Bryson Tucker

Personal information
- Born: July 5, 2006 (age 20) Bowie, Maryland, U.S.
- Listed height: 6 ft 7 in (2.01 m)
- Listed weight: 180 lb (82 kg)

Career information
- High school: Mount Saint Joseph (Baltimore, Maryland); IMG Academy (Bradenton, Florida); Bishop O'Connell (Arlington, Virginia);
- College: Indiana (2024–2025); Washington (2025–2026);
- NBA draft: 2026: undrafted
- Position: Small forward

Career highlights
- McDonald's All-American (2024);

= Bryson Tucker =

American basketball player (born 2006)

Bryson Tucker (born July 5, 2006) is an American basketball player. He played college basketball for the Indiana Hoosiers and Washington Huskies.

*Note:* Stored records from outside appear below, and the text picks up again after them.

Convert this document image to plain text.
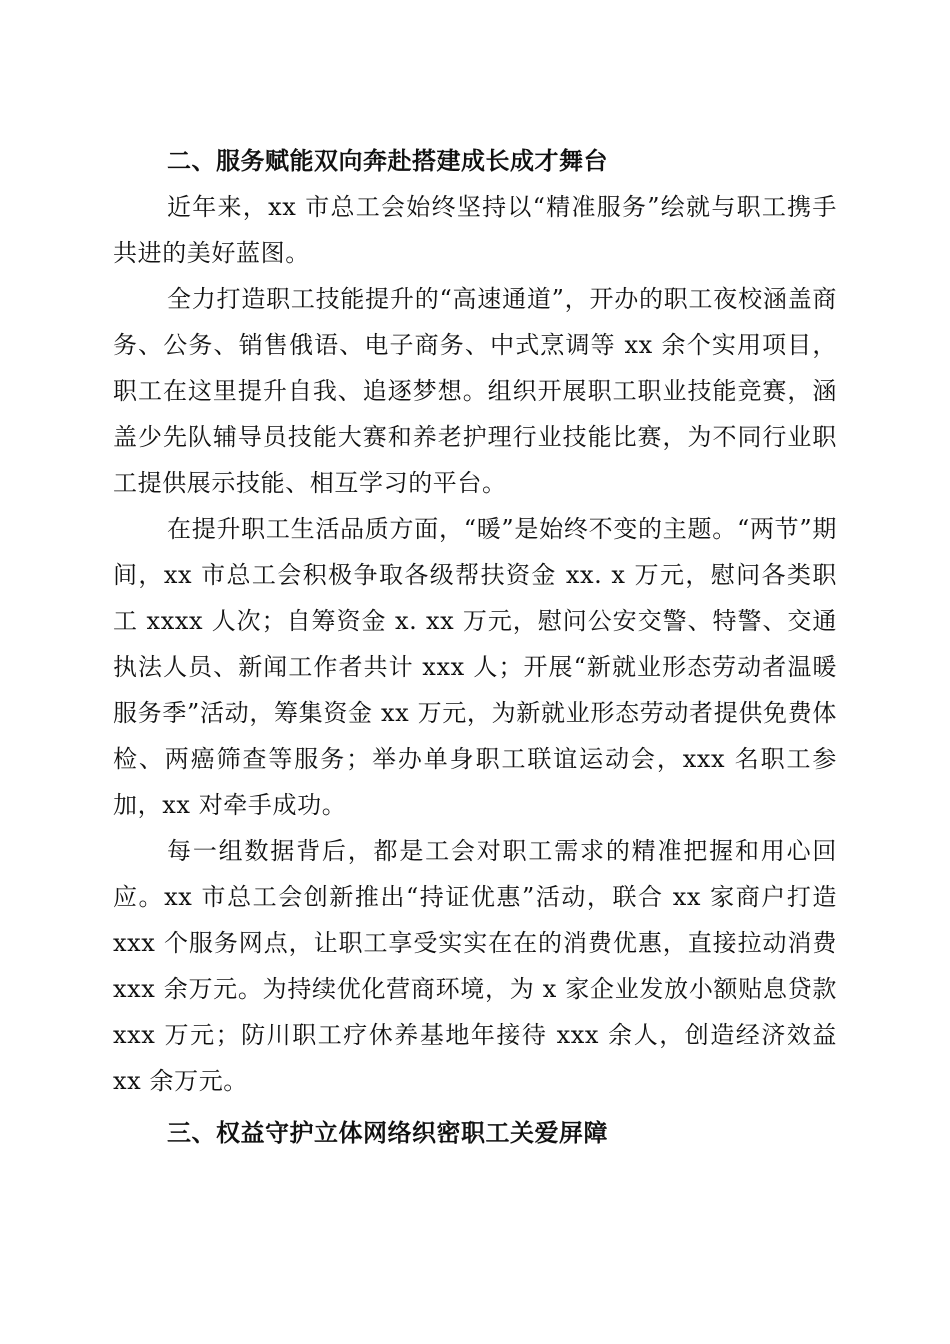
二、服务赋能双向奔赴搭建成长成才舞台

近年来，xx 市总工会始终坚持以“精准服务”绘就与职工携手共进的美好蓝图。

全力打造职工技能提升的“高速通道”，开办的职工夜校涵盖商务、公务、销售俄语、电子商务、中式烹调等 xx 余个实用项目，职工在这里提升自我、追逐梦想。组织开展职工职业技能竞赛，涵盖少先队辅导员技能大赛和养老护理行业技能比赛，为不同行业职工提供展示技能、相互学习的平台。

在提升职工生活品质方面，“暖”是始终不变的主题。“两节”期间，xx 市总工会积极争取各级帮扶资金 xx. x 万元，慰问各类职工 xxxx 人次；自筹资金 x. xx 万元，慰问公安交警、特警、交通执法人员、新闻工作者共计 xxx 人；开展“新就业形态劳动者温暖服务季”活动，筹集资金 xx 万元，为新就业形态劳动者提供免费体检、两癌筛查等服务；举办单身职工联谊运动会，xxx 名职工参加，xx 对牵手成功。

每一组数据背后，都是工会对职工需求的精准把握和用心回应。xx 市总工会创新推出“持证优惠”活动，联合 xx 家商户打造 xxx 个服务网点，让职工享受实实在在的消费优惠，直接拉动消费 xxx 余万元。为持续优化营商环境，为 x 家企业发放小额贴息贷款 xxx 万元；防川职工疗休养基地年接待 xxx 余人，创造经济效益 xx 余万元。

三、权益守护立体网络织密职工关爱屏障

==Early life and high school==
Tucker grew up in Bowie, Maryland and initially attended Mount Saint Joseph High School. He averaged 22.3 points, 5.2 rebounds, and 2.3 assists per game as a sophomore. Tucker transferred to IMG Academy in Bradenton, Florida before the start of his junior year. He left IMG midway through his junior season. Tucker transferred to Bishop O'Connell High School in Arlington, Virginia.

===Recruiting===
Tucker is a consensus five-star recruit and one of the top players in the 2024 class, according to major recruiting services. He committed to play college basketball at Indiana over offers from Duke, Michigan State, and Kansas. Tucker also considered playing professionally in the NBA G League for NBA G League Ignite before it was announced that the program would be discontinued.

==College career==
Tucker averaged 5.4 points and 2.9 rebounds per game as a freshman at Indiana. Following the season he transferred to Washington. On November 9, 2025, Tucker sprained his ankle in a 78-69 loss at Baylor.

==National team career==
Tucker played for the United States national under-16 team at the 2021 FIBA Under-16 Americas Championship. He averaged 9.5 points, 4.3 rebounds, and 1.2 steals per game as the United States won the gold medal.

==Personal==
Tucker's father Byron played collegiately for NC State and George Mason from 1988 to 1992.